In addition to the usual reviews and comments you would find on a horror movie blog, this is also a document of the wonderfully vast horror movie section of the video store I worked at in my youth.

Wednesday, November 14, 2012

The Abominable Dr. Phibes (#12)

Now that all of this film festival coverage is behind me, I can get back into knocking off the rest of these Time Out Best 100 List titles. The next one I checked out was Robert Fuest’s 1971 film The Abominable Dr. Phibes.

A police detective (Peter Jeffrey) struggles to find the man responsible for a rash of bizarre murders involving physicians.

This shouldn’t come as any surprise to anyone who has seen this, but The Abominable Dr. Phibes is a gem of a film. There were several things about it that I was really not expecting. It is lavishly colourful and has this strong musical element that really gives the film some pomp and circumstance.

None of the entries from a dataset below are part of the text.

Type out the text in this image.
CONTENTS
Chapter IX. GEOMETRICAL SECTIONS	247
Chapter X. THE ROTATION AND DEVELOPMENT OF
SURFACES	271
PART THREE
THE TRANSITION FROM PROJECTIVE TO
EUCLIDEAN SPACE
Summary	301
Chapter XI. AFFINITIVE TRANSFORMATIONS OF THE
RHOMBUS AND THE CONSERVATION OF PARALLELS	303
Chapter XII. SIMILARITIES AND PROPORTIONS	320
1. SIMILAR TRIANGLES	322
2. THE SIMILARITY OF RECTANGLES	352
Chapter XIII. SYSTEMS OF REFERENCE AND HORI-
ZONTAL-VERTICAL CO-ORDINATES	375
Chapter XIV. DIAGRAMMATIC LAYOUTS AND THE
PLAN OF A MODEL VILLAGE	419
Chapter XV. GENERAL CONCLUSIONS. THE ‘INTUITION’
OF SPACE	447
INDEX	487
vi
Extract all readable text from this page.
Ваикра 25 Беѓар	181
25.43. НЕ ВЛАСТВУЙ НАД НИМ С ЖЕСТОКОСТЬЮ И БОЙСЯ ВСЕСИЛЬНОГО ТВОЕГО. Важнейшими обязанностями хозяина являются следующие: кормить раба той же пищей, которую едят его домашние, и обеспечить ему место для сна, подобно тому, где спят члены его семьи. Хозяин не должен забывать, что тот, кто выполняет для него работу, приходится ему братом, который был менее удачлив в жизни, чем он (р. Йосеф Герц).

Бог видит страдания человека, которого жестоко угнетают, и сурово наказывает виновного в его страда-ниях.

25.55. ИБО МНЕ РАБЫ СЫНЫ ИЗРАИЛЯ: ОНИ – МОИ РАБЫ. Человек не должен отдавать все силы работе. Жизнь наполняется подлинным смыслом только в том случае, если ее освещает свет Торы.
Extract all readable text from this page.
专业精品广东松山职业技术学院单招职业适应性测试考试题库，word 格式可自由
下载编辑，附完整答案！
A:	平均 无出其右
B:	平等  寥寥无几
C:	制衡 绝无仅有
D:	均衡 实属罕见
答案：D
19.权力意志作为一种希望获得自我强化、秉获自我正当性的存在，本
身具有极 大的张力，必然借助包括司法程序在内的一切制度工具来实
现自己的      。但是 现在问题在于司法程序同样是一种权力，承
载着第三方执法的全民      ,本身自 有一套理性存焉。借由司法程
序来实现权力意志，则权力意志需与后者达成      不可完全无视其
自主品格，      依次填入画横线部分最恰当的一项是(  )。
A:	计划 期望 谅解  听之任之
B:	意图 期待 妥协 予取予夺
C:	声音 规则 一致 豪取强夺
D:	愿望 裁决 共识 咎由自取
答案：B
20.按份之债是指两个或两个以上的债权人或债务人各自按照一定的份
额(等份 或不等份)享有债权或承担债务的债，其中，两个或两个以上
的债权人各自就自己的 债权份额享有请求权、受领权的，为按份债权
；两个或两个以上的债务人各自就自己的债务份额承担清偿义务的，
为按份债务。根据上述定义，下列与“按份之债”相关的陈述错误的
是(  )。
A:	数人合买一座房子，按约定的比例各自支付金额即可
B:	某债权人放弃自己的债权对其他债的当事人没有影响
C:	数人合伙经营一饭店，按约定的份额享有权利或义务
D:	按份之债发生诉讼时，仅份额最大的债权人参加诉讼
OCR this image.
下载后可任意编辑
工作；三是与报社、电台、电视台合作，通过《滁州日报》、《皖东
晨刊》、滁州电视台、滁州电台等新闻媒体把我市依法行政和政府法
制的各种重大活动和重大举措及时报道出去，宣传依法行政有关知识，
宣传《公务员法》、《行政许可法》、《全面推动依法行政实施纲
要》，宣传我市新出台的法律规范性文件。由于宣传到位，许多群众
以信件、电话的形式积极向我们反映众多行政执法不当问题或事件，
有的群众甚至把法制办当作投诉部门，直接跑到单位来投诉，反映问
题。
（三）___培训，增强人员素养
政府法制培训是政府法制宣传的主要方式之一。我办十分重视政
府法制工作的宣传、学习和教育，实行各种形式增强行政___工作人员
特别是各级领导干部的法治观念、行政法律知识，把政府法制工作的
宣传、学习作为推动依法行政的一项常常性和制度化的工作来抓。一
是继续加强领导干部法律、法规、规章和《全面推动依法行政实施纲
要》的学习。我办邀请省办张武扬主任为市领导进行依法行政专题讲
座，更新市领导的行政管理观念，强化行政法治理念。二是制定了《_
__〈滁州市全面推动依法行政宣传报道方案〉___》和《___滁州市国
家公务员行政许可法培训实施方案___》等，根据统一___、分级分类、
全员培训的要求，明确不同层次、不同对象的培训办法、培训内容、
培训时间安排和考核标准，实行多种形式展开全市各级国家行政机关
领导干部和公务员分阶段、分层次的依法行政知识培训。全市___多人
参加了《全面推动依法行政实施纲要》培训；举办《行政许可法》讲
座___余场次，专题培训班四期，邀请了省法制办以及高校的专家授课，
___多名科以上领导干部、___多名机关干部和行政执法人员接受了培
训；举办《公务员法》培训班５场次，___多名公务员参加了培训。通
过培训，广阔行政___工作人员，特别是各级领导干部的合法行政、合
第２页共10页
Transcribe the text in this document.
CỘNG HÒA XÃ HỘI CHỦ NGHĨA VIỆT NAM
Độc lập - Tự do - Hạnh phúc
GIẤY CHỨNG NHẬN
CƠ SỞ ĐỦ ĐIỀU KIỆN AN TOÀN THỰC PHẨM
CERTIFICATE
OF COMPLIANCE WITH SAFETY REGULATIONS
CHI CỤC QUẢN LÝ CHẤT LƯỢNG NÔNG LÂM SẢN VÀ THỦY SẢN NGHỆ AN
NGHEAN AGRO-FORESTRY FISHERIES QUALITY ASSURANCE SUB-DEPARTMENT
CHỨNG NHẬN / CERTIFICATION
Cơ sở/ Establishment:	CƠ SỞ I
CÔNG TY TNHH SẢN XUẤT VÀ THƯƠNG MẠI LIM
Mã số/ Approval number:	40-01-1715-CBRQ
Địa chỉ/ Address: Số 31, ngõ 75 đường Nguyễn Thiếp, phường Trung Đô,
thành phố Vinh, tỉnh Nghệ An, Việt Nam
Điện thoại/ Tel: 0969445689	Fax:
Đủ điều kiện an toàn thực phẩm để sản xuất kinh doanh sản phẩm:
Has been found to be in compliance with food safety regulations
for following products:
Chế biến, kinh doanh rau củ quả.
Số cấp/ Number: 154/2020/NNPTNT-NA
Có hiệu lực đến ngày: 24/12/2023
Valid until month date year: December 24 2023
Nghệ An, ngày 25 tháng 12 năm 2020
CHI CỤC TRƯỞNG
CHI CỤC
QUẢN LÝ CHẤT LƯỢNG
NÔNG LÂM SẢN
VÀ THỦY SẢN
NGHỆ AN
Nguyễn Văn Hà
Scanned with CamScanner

It is fantastical and possesses that flamboyant air of an older generation of motion pictures.

It is also fairly restrained in the top half of the picture, using only the aforementioned music and camera to tell the story.  In fact, I believe it is at least a full ten minutes before a single line of dialogue is even spoken.  This falls in line with the great Vincent Price’s performance as well, as you can tell he fully relished this part.  Apart from a few monologues delivered through a speech device, his role is all mannerism. It was a joy to watch.

The film overall is just a fun time. Fuest is able to toe that line between humour and the macabre wonderfully. The deaths, based off the ten plagues of the Old Testament were made for some creative set pieces.

Most of all though, I was just plainly unaware of how influential this film was. I could see so many contemporary films inside The Abominable Dr. Phibes, whether it was Sam Raimi’s design of Darkman or the biblical-inspired serial killings re-appropriated for David Fincher’s Se7en.  Hell, James Wan basically lifted a scene right out of this film for his debut, Saw.

Vincent Price as The Abominable Dr. Phibes.

Out of all the movies that I have watched for the Time Out List, The Abominable Dr. Phibes is definitely one I regret not seeing as a youngster. I feel I would’ve really latched onto this, being that I’ve always been a fan of Ten Little Indians-style fables. The Abominable Dr. Phibes is wildly inventive fare that looks stunning to boot and easily earns its place on the list.